I'm not sure it will make any difference, but 'gb' is not a rettype available for the Bioporject database:

http://www.ncbi.nlm.nih.gov/books/NBK25499/table/chapter4.T._valid_values_of__retmode_and/?report=objectonly

0
Entering edit mode

Thanks for replying. Thanks for noticing about rettype parameter.  Will try the development version of biopython to see if it works.

1
Entering edit mode
5.9 years ago
beegrackle ▴ 90

I was working on the same problem two weeks ago; I finally gave up and used Beautiful Soup to parse the xml results by going through, studying the xmls and the different parent nodes of the child nodes I want, and checking that the full path for each item I wanted exists before I put it in a dictionary (depending on how much of the bioproject entry someone filled out, some levels are missing and you will get an error trying to call them). It's not pretty but I finally had to give up looking for something nicer and just get it done.

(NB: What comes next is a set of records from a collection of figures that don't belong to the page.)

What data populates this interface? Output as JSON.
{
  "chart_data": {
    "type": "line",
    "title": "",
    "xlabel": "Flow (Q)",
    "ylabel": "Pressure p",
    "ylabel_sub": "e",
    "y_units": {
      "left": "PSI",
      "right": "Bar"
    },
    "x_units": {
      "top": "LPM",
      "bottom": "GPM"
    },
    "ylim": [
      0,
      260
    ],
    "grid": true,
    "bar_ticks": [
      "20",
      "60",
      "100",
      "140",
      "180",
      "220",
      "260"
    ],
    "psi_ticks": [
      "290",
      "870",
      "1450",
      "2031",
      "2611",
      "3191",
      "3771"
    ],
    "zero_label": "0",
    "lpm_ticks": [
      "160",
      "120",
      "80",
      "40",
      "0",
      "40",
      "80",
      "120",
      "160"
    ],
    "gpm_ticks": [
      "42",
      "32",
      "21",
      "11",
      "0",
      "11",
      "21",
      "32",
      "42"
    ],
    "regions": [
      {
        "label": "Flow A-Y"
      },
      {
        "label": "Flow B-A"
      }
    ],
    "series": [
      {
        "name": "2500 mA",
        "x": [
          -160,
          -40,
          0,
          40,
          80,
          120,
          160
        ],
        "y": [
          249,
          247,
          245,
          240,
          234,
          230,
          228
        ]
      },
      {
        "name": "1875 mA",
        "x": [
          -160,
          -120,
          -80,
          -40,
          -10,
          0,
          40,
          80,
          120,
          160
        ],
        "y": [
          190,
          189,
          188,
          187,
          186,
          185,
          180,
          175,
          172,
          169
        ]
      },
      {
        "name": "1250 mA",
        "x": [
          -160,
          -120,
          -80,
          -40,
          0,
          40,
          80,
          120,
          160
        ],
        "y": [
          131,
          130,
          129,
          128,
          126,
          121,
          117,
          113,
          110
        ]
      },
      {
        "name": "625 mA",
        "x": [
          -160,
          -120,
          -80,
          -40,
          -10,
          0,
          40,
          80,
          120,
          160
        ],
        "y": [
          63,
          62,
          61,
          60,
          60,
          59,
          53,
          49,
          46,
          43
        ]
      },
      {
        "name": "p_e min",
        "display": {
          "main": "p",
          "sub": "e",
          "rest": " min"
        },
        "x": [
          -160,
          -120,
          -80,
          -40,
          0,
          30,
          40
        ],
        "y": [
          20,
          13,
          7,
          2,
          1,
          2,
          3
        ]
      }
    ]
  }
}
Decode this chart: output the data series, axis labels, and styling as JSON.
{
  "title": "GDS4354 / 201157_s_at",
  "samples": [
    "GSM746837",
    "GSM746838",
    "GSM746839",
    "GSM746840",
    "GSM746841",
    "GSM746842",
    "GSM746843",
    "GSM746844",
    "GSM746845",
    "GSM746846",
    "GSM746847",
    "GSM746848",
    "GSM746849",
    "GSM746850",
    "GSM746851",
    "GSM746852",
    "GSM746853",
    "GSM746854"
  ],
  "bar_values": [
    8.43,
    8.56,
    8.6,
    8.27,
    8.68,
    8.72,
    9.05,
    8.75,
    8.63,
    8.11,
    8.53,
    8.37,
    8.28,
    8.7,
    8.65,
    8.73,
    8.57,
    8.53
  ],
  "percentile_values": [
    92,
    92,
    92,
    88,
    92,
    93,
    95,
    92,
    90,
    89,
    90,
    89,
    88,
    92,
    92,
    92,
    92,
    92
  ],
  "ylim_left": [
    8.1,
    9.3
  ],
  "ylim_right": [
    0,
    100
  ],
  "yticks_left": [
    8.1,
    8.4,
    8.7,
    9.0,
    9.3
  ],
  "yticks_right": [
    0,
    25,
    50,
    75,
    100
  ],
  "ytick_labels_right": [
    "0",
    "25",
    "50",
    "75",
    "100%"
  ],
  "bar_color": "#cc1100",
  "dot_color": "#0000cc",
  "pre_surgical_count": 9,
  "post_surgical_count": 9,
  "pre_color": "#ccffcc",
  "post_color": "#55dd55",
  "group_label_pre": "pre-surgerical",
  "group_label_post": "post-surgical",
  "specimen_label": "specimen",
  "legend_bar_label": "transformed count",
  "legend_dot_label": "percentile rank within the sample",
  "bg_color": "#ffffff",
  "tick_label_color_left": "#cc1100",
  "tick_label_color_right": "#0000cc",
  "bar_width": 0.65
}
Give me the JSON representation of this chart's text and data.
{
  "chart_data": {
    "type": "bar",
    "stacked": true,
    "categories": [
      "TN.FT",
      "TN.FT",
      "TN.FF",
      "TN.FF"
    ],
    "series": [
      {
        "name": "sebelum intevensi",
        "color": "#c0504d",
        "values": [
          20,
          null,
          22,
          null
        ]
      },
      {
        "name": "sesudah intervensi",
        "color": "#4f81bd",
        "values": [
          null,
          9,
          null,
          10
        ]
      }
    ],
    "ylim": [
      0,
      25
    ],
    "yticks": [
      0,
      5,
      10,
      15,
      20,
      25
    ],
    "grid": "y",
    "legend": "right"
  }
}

Hope this helps.

import BeautifulSoup as BS
import lxml

handle = Entrez.efetch(db="bioproject", retmode="xml", id=i)
soup = BS(bio_file, 'xml')
D = {}
intro = soup.RecordSet.DocumentSummary.Project
if intro.ProjectDescr.Name:
D['Name'] = intro.ProjectDescr.Name

0
Entering edit mode

Thanks beegrackle for suggestion.

I also started parsing xmls but I used xml.etree. BeautifulSoup looks really good. Really appreciate your help.